Results, Conclusions and Recommendations:
As the result of 3 studies, listening to music in ICU patients could prevent the events and reduce the severity of delirium, but the type of music is mainly slow-paced or relaxing. The effects of listening to music among preventing the delirium events were mixed, because of the effect of listening to music were affected by the ward environment, such as telephone noise, family visiting, patients’ dislike of music types, and interruption of medication or treatment. The continuous supervision, tracking and adjustment of music types by professionals would also affect the effectiveness of listening to music.
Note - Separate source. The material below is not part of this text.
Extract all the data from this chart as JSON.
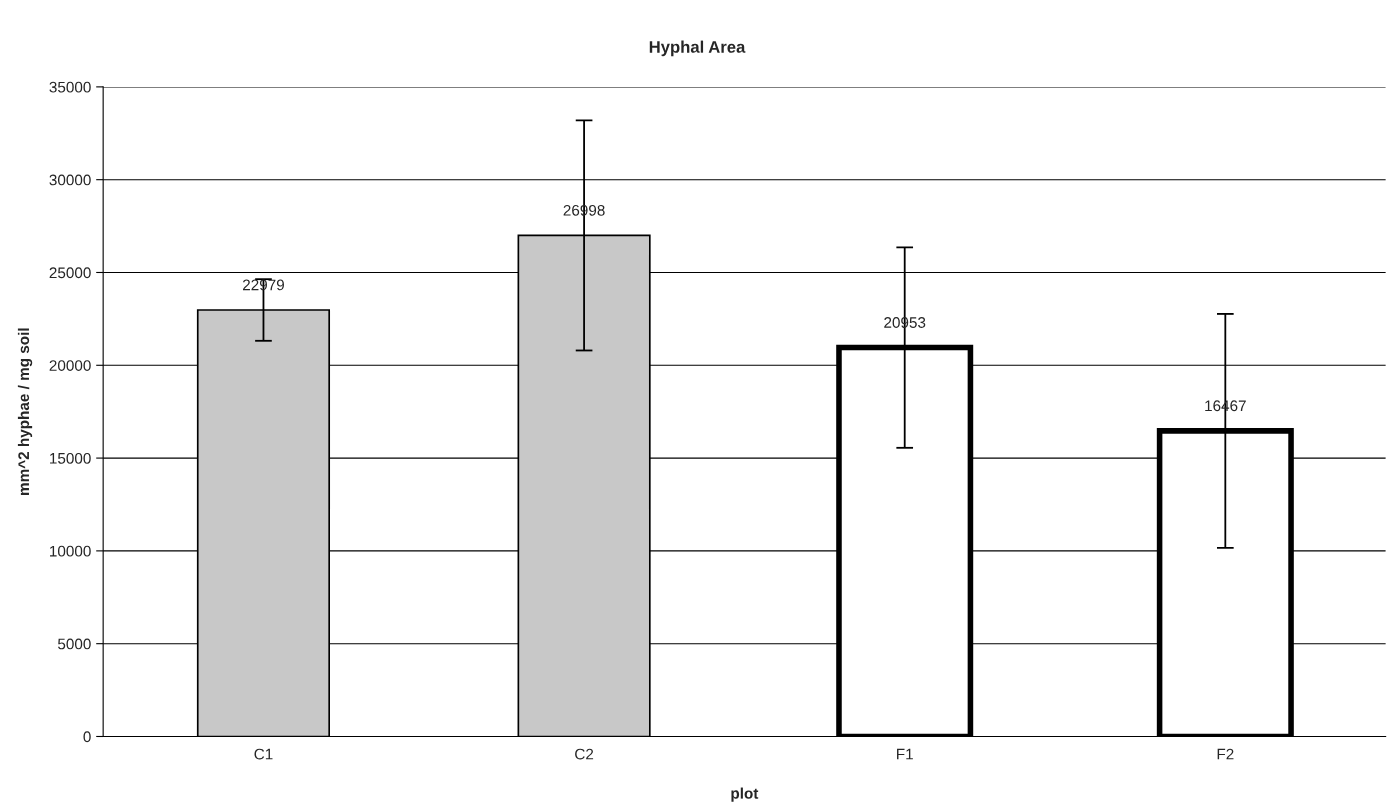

Thus, we encourage routine listen to music to reduce the incidence of delirium in ICU is recommended, but the type of music and listening time need to be selected. We suggest that establishing an inter-professional team with neurology, psychiatry, and consensus on music listening interventions to prevent the delirium events in ICU adult patients, improve the quality of critical care and reduce the burden of care for clinical staffs and achieve the integrity of whole-person care.